As you draft your policy, incorporate these seven elements:
1) The organization’s mission and purpose. Your guiding principles should frame the decisions to accept—or decline—gifts to the organization.
2) The purpose of this policy. The aim of this policy is not to restrict the organization, but rather to guide decisions and protect the organization’s assets, fundraising staff and donors.
3) Use of legal counsel. Outline circumstances when legal counsel should be consulted, such as reviewing certain gifts, contracts and legal documents, transactions with potential conflicts of interests, etc. Specify when appraisals are required, and who will pay for the appraisal.
4) Consideration of a donor’s conflict of interest. The organization should encourage donors to consult with their professional advisors before making substantial gifts to the organization.
5) Donor restrictions on gifts. What kinds of gift restrictions does the organization allow a donor to impose?
6) Composition of a Gift Acceptance Committee. Inevitably, there may be rare exceptions to the gift acceptance policy or unique gifts which require consideration. Exceptions to the gift policy must be rare, well-supported and reasoned.
A small team of the organization’s financial governors may be named to a review board for consideration of these exceptions. These team members may include the chief financial officer, chief fundraising personnel, chief operations officer and president of the board. When applicable, the team may consult experts such as environmental analysts, property brokers and legal advisors.

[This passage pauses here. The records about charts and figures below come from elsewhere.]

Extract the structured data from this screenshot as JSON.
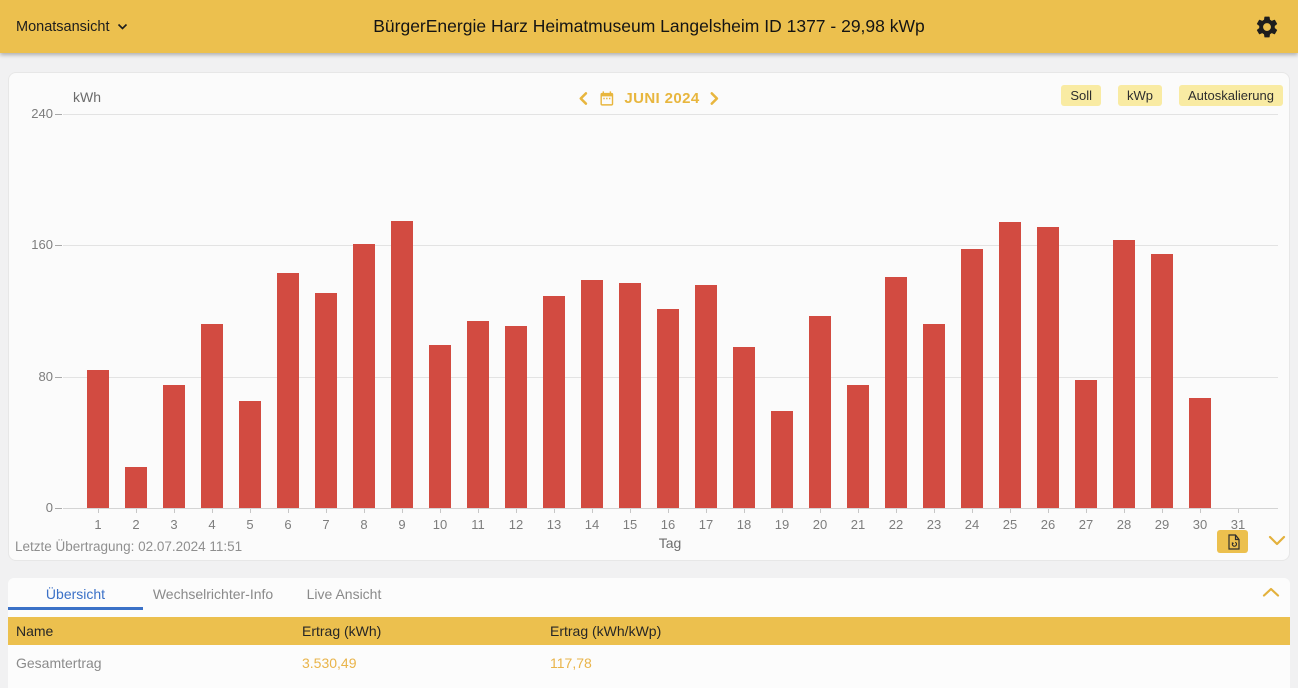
{
  "topbar": {
    "view_selector_label": "Monatsansicht",
    "title": "BürgerEnergie Harz Heimatmuseum Langelsheim ID 1377 - 29,98 kWp"
  },
  "chart_panel": {
    "unit_label": "kWh",
    "month_nav_label": "JUNI 2024",
    "button_soll": "Soll",
    "button_kwp": "kWp",
    "button_autoscale": "Autoskalierung",
    "xaxis_label": "Tag",
    "last_transmission": "Letzte Übertragung: 02.07.2024 11:51"
  },
  "chart_data": {
    "type": "bar",
    "title": "JUNI 2024",
    "xlabel": "Tag",
    "ylabel": "kWh",
    "ylim": [
      0,
      240
    ],
    "yticks": [
      0,
      80,
      160,
      240
    ],
    "grid": true,
    "legend": "none",
    "bar_color": "#d24b41",
    "categories": [
      1,
      2,
      3,
      4,
      5,
      6,
      7,
      8,
      9,
      10,
      11,
      12,
      13,
      14,
      15,
      16,
      17,
      18,
      19,
      20,
      21,
      22,
      23,
      24,
      25,
      26,
      27,
      28,
      29,
      30,
      31
    ],
    "values": [
      84,
      25,
      75,
      112,
      65,
      143,
      131,
      161,
      175,
      99,
      114,
      111,
      129,
      139,
      137,
      121,
      136,
      98,
      59,
      117,
      75,
      141,
      112,
      158,
      174,
      171,
      78,
      163,
      155,
      67,
      null
    ]
  },
  "tabs": [
    {
      "label": "Übersicht",
      "active": true
    },
    {
      "label": "Wechselrichter-Info",
      "active": false
    },
    {
      "label": "Live Ansicht",
      "active": false
    }
  ],
  "summary_table": {
    "headers": [
      "Name",
      "Ertrag (kWh)",
      "Ertrag (kWh/kWp)"
    ],
    "rows": [
      {
        "name": "Gesamtertrag",
        "ertrag_kwh": "3.530,49",
        "ertrag_kwh_kwp": "117,78"
      }
    ]
  },
  "colors": {
    "topbar_bg": "#ecc04e",
    "accent_gold": "#e8b63e",
    "bar_red": "#d24b41",
    "tab_active_blue": "#3b71c7",
    "value_gold": "#e9b44a",
    "button_light_yellow": "#f9eba3"
  }
}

7) Types of gifts the organization receives. Small non-profits may not be able to accept all types of gifts, due to expertise in handling the gift or the resources available. Commonly, organizations receive gifts of cash, tangible personal property, marketable securities, real estate, life insurance. There may be reasons why an organization may decline any of these types of gifts. Such reasons for exemption should be outlined in the policy.